For your own protection, it is advisable to commit your code to git at least once per day. Be sure to push after you commit. You can push debugging branches if your code at the end of a day is in an unfinished state, but make sure that your final submission is on the master branch. The git history may be considered for matters such as special consideration, extensions and potential plagiarism. Your commit messages should be a short-hand chronicle of your implementation progress and will be used for evaluation in the Quality of Software Practices criterion.

You must submit the full 40-digit SHA1 hash of your chosen commit to the Project 1 Assignment on LMS. You must also push your submission to the repository named comp30023-2021-project-1 in the subgroup with your username of the group comp30023-2021-projects on gitlab.eng.unimelb. You will be allowed to update your chosen commit. However, only the last commit hash submitted to LMS before the deadline will be marked without late penalty.

You should ensure that the commit which you submitted is accessible from a fresh clone of your repository.

For example (below ... are added for aesthetic purposes to break the line):

git clone ...

... comp30023-2021-project-1

cd comp30023-2021-project-1

git checkout

Late submissions will incur a deduction of 2 mark per day (or part thereof).

Extension policy: If you believe you have a valid reason to require an extension, please fill in the form accessible on Project 1 Assignment on LMS. Extensions will not be considered otherwise.
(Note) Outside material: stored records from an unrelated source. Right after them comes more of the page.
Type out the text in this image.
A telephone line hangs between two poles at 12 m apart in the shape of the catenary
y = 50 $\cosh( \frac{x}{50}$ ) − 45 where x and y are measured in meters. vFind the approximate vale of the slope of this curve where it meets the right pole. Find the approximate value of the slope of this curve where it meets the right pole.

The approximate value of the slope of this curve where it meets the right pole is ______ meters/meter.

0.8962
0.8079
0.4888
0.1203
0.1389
Requests for extensions are not automatic and are considered on a case by case basis.

9   Testing

You have access to several test cases and their expected outputs. However, these test cases are not exhaustive and will not cover all edge cases. Hence, you are also encouraged to write more tests to further test your own implementation.
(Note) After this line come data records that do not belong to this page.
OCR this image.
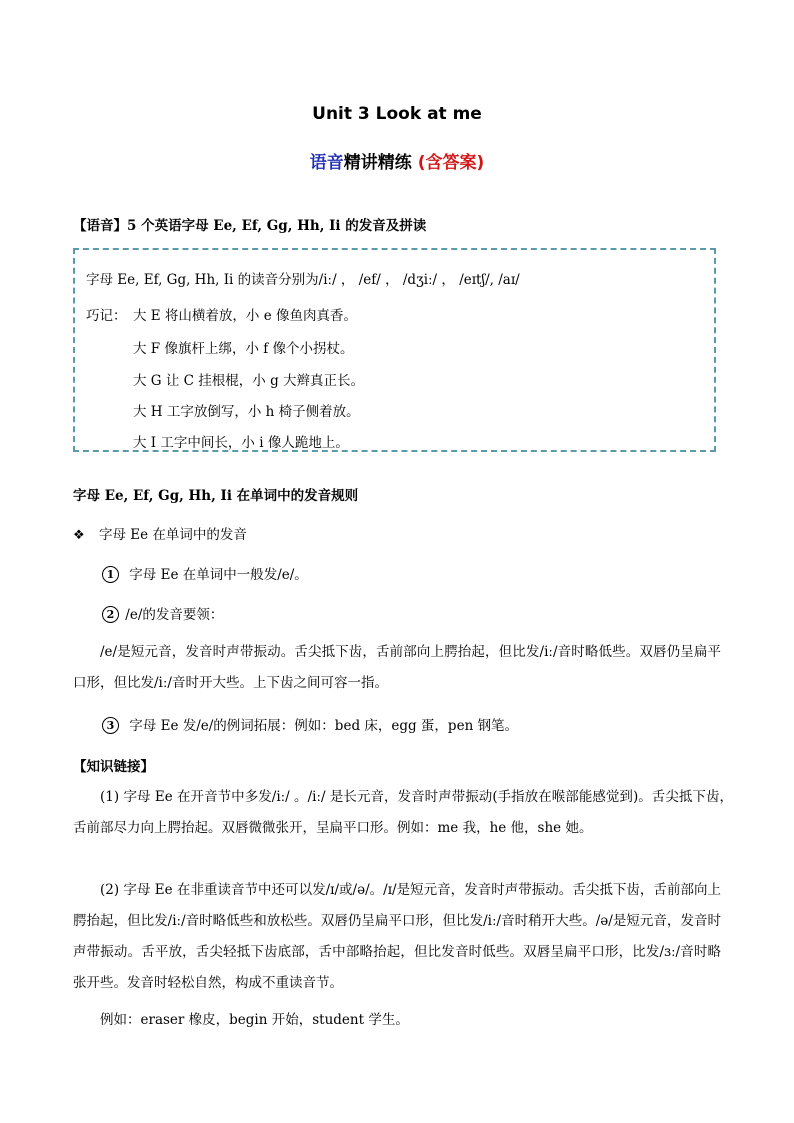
Unit 3 Look at me
语音精讲精练 (含答案)
【语音】5 个英语字母 Ee, Ef, Gg, Hh, Ii 的发音及拼读
字母 Ee, Ef, Gg, Hh, Ii 的读音分别为/iː/ ， /ef/ ， /dʒiː/ ， /eɪtʃ/, /aɪ/
巧记： 大 E 将山横着放，小 e 像鱼肉真香。
大 F 像旗杆上绑，小 f 像个小拐杖。
大 G 让 C 挂根棍，小 g 大辫真正长。
大 H 工字放倒写，小 h 椅子侧着放。
大 I 工字中间长，小 i 像人跪地上。
字母 Ee, Ef, Gg, Hh, Ii 在单词中的发音规则
❖ 字母 Ee 在单词中的发音
1 字母 Ee 在单词中一般发/e/。
2 /e/的发音要领：
/e/是短元音，发音时声带振动。舌尖抵下齿，舌前部向上腭抬起，但比发/iː/音时略低些。双唇仍呈扁平口形，但比发/iː/音时开大些。上下齿之间可容一指。
3 字母 Ee 发/e/的例词拓展：例如：bed 床，egg 蛋，pen 钢笔。
【知识链接】
(1) 字母 Ee 在开音节中多发/iː/ 。/iː/ 是长元音，发音时声带振动(手指放在喉部能感觉到)。舌尖抵下齿，舌前部尽力向上腭抬起。双唇微微张开，呈扁平口形。例如：me 我，he 他，she 她。
(2) 字母 Ee 在非重读音节中还可以发/ɪ/或/ə/。/ɪ/是短元音，发音时声带振动。舌尖抵下齿，舌前部向上腭抬起，但比发/iː/音时略低些和放松些。双唇仍呈扁平口形，但比发/iː/音时稍开大些。/ə/是短元音，发音时声带振动。舌平放，舌尖轻抵下齿底部，舌中部略抬起，但比发音时低些。双唇呈扁平口形，比发/ɜː/音时略张开些。发音时轻松自然，构成不重读音节。
例如：eraser 橡皮，begin 开始，student 学生。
Testing Locally: You can clone the sample test cases to test locally, from:


Continuous Integration Testing: To provide you with feedback on your progress before the deadline, we have set up a Continuous Integration (CI) pipeline on Gitlab. Though you are strongly encouraged to use this service, the usage of CI is not assessed, i.e., we do not require CI tasks to complete for a submission to be considered for marking.

Note that the test cases which are available on Gitlab are the same as the set described above.

The requisite .gitlab-ci.yml file has been provisioned and placed in your repository, but is also available from the project-1 repository linked above. Please clone, commit and push to trigger.

10   Collaboration and Plagiarism

You may discuss this project abstractly with your classmates but what gets typed into your program must be individual work, not copied from anyone else. Do not share your code and do not ask others to give you their programs. Do not post your code on subject’s discussion board Piazza. The best way to help your friends in this regard is to say a very firm “no” if they ask to see your program, pointing out that your “no”, and their acceptance of that decision, are the only way to preserve your friendship. See for more information.

Note also that solicitation of solutions via posts to online forums, whether or not there is payment involved, is also Academic Misconduct. You should not post your code to any public location (e.g., github) while the assignment is active or prior to the release of the assignment marks.

If you use any code not written by you, you must attribute that code to the source you got it from (e.g., a book or Stack Exchange).

Plagiarism policy: You are reminded that all submitted project work in this subject is to be your own individual work. Automated similarity checking software may be used to compare submissions. It is University policy that cheating by students in any form is not permitted, and that work submitted for assessment purposes must be the independent work of the student concerned.

Using git is an important step in the verification of authorship.